1. Field of the Invention
The present invention generally relates to a method for recognizing characters, in particular, to a method for recognizing characters by categorizing the characters with typographical lines.
2. Description of Related Art
In this information explosion era, ordinary people frequently have to read vast quantities of books, newspapers or journals. When some valuable sections or important points are found in an article, they are filed by photocopying or cut editing or directly labelled with a pen. However, for a person who works frequently on words, any data in an article that are useful must first be input into a computer by a key-in process before the data can be subsequently edited or filed. Therefore, a lot of time and labor is wasted.

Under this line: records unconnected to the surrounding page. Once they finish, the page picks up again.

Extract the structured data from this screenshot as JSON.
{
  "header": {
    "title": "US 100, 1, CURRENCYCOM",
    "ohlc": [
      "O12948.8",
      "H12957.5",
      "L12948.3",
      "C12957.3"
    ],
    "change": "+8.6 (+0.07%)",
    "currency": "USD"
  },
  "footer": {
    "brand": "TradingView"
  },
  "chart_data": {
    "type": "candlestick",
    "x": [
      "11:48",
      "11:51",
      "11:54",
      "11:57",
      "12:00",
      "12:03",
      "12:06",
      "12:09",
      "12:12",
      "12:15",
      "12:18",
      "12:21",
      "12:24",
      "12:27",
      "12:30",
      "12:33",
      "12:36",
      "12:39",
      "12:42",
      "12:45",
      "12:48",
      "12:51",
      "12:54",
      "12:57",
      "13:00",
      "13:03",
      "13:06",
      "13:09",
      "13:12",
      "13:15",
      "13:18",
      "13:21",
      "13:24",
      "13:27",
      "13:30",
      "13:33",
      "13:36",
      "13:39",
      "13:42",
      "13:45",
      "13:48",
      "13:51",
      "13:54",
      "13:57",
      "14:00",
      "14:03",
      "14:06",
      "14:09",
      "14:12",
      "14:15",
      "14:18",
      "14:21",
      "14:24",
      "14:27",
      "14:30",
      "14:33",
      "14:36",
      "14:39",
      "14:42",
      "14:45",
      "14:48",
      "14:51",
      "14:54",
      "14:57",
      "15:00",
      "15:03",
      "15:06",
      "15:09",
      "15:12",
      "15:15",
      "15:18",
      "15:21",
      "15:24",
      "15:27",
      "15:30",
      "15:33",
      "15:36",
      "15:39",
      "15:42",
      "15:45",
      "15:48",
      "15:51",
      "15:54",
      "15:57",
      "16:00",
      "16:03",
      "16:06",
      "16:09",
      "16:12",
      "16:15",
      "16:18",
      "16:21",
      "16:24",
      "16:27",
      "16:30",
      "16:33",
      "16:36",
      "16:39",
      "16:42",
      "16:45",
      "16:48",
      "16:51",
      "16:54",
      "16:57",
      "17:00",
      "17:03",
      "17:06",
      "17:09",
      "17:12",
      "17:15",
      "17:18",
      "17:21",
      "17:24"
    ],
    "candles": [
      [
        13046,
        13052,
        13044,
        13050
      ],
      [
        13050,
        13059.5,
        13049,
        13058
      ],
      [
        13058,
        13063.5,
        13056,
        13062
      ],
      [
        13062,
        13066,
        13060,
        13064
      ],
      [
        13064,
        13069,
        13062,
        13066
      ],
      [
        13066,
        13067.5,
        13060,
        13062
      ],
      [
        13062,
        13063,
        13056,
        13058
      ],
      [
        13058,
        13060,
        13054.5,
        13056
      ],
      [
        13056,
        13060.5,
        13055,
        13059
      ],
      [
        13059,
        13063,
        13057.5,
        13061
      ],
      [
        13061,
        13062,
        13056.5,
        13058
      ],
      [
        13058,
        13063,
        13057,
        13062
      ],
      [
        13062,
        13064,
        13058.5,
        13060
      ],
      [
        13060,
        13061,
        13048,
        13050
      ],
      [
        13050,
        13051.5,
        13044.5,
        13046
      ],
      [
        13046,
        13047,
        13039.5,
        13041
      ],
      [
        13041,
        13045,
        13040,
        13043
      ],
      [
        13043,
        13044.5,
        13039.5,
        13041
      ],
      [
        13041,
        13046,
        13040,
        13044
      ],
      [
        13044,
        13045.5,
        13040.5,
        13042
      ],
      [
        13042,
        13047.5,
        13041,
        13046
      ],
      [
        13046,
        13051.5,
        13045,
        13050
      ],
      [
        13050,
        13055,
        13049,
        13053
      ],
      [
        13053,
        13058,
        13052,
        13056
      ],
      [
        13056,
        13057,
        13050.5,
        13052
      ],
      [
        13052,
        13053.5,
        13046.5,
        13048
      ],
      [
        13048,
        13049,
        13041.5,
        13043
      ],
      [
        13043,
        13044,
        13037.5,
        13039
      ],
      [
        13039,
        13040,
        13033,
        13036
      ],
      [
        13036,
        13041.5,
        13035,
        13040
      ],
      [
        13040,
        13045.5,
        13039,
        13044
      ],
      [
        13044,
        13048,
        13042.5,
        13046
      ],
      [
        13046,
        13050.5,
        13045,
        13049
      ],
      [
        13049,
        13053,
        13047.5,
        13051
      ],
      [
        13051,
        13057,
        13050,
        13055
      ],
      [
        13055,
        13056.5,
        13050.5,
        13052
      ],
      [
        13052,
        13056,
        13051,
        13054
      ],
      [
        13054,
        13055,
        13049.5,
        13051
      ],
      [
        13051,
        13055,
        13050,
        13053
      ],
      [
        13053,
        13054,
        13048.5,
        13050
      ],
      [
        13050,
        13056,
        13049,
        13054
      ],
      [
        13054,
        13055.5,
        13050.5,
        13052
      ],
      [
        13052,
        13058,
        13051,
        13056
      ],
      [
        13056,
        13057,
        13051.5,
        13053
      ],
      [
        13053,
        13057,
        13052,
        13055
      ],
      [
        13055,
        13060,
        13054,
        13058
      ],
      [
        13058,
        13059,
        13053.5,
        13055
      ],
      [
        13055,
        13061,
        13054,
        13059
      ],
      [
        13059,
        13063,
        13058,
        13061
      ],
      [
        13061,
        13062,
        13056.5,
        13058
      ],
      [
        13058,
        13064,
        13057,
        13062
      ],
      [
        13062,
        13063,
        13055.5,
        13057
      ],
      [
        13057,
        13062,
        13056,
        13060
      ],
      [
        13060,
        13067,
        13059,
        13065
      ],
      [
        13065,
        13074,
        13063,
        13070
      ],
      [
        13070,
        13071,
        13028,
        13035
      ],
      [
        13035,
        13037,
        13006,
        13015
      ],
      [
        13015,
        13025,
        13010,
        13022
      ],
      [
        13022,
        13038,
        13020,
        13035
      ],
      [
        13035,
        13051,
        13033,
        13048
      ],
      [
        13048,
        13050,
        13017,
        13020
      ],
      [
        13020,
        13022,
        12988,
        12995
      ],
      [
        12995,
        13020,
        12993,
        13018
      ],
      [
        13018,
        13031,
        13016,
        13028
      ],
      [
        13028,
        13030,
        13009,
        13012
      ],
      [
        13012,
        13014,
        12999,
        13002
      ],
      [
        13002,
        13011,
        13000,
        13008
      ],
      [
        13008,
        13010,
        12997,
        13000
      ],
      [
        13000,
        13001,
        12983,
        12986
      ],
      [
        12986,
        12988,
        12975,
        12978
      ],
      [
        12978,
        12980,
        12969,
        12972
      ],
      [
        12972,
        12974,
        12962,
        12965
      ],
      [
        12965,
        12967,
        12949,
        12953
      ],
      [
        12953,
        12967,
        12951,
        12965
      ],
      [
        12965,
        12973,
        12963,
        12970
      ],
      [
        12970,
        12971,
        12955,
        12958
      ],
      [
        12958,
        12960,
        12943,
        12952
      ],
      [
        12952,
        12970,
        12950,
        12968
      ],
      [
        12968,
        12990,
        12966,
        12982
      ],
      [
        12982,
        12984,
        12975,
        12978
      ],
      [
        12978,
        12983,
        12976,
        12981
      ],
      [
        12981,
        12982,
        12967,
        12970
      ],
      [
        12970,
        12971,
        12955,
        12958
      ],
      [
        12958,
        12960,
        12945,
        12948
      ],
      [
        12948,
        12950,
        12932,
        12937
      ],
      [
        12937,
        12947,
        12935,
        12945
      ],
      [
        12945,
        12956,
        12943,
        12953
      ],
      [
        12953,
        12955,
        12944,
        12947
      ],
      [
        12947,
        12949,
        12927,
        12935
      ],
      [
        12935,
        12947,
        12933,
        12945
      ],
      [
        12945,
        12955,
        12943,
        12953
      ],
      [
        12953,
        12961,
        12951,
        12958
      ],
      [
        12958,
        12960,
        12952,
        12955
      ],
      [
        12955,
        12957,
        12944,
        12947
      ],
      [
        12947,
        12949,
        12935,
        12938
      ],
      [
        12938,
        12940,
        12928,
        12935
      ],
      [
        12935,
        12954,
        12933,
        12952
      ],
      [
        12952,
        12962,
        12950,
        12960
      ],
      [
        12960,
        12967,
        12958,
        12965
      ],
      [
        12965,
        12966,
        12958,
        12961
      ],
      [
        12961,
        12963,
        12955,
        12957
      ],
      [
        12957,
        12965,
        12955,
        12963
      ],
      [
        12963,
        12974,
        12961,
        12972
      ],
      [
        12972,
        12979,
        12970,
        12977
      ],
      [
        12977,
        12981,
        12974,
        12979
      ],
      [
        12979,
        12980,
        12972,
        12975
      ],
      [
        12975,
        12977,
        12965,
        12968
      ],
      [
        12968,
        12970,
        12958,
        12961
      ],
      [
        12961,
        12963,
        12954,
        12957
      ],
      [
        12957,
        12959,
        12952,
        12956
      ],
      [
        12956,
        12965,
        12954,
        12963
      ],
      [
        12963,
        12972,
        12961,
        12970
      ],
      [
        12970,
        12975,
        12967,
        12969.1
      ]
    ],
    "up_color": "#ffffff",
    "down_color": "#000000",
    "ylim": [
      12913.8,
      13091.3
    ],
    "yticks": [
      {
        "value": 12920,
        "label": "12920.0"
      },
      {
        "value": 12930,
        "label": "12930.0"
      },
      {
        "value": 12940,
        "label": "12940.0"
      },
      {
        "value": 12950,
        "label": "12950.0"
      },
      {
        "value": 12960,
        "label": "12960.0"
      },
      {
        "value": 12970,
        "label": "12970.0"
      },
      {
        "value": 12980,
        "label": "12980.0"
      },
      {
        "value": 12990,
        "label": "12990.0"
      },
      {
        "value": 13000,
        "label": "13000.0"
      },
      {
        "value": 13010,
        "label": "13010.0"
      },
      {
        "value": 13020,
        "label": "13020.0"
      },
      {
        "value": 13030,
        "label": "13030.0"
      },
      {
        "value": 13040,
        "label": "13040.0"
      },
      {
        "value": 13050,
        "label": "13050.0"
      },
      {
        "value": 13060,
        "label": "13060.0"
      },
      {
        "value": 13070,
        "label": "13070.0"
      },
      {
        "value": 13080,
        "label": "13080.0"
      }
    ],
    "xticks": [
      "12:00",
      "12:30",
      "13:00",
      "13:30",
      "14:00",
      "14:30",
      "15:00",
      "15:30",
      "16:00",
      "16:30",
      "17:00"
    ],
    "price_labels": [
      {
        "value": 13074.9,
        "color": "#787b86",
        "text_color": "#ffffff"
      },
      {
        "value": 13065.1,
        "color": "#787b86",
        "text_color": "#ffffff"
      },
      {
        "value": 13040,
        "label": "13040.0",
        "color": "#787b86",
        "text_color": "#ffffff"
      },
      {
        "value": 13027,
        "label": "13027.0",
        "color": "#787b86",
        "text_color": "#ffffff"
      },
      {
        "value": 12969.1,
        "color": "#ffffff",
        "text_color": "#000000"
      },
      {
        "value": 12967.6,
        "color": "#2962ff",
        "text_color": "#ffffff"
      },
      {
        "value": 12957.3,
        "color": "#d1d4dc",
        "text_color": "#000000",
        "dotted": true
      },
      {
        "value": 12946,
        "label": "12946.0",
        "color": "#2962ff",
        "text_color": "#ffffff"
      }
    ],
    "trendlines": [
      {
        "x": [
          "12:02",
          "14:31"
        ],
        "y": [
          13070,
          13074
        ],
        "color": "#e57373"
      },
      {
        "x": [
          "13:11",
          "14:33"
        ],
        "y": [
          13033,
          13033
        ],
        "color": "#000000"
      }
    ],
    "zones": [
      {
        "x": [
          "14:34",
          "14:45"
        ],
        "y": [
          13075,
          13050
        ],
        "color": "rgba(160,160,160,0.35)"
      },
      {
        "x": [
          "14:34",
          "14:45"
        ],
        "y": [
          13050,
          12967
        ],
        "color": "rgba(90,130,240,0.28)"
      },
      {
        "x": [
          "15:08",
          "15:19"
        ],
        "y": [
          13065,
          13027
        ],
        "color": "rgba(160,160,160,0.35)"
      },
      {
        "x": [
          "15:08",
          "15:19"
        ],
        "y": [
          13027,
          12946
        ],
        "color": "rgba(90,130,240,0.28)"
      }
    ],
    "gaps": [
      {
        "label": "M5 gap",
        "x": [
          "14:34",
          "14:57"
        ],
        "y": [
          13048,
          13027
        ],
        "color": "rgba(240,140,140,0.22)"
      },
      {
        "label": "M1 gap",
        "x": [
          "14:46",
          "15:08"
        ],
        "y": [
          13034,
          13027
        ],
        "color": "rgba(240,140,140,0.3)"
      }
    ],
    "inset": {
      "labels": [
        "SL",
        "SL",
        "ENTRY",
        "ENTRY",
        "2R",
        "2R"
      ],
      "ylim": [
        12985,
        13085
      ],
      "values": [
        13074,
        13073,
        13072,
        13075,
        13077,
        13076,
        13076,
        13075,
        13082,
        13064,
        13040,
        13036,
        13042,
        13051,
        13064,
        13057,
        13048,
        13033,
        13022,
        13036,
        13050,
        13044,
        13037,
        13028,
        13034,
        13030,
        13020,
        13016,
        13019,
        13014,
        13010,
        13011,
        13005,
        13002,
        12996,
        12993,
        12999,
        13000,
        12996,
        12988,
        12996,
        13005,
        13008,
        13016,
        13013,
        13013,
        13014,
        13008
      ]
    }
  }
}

To resolve this problem, optical recognition techniques have been developed so that useful documents can be scanned into graphical files through a common scanner and then characters in the graphical file can be extracted using character recognition software and converted into corresponding digital characters. As a result, the user can quickly obtain an electronic file of the document for editing or processing. At present, the scope of applications of optical recognition techniques is wide-spread. For example, the filing of literary data of a library, the management of internal documents of an enterprise, the recognition of identity cards and receipts and so on can be easily achieved by using the optical recognition technique. Therefore, not only the data can be accurately recognized, a lot of time and labor for comparing and verifying data can also be saved.
Optical character recognition, commonly shortened to OCR, is mainly used for recognizing the characters of an existing paper document. First, the document to be recognized has to be scanned into a graphical file using a flatbed or a palmtop scanner. Due to dirt on the document, blurs of the characters or resolution of the scanner, some noise may exist in the input image and affect the accuracy of subsequent character recognition. Therefore, the OCR software has to perform tilt correction, noise removal, and image edge sharpening of the graphical file of the scanned document first. Next, the OCR software takes action to separate the graph and the words in the processed graphical file so that the words, graphs and tables in the document are all separated and some of the characters without a clear connection are correctly cut or combined. Thereafter, the OCR software performs a document recognition process by comparing a graphical image of the characters with characters in a database. At the same time, an accurate result of the recognition is output after recognizing phrases and related words through a corrective function. The recognized characters can be directly saved in a Word, PDF or pure text format file. As a result, not only the loading of data input can be reduced, but the speed and accuracy of data input can also be increased.
However, some problems still exist in the current OCR software. These problems often lead to errors in character recognition or failure of recognition and cause much inconvenience to the user. For example, the scan document may be inappropriately positioned so that the scanned graphical file is tilted, inverted (horizontally shifted) or ratio distorted (vertically shifted). Alternatively, when the sizes of a character are different but the shapes are the same, large and small character writing are not recognized and punctuation marks, which have a small character shape, are also difficult to be recognized.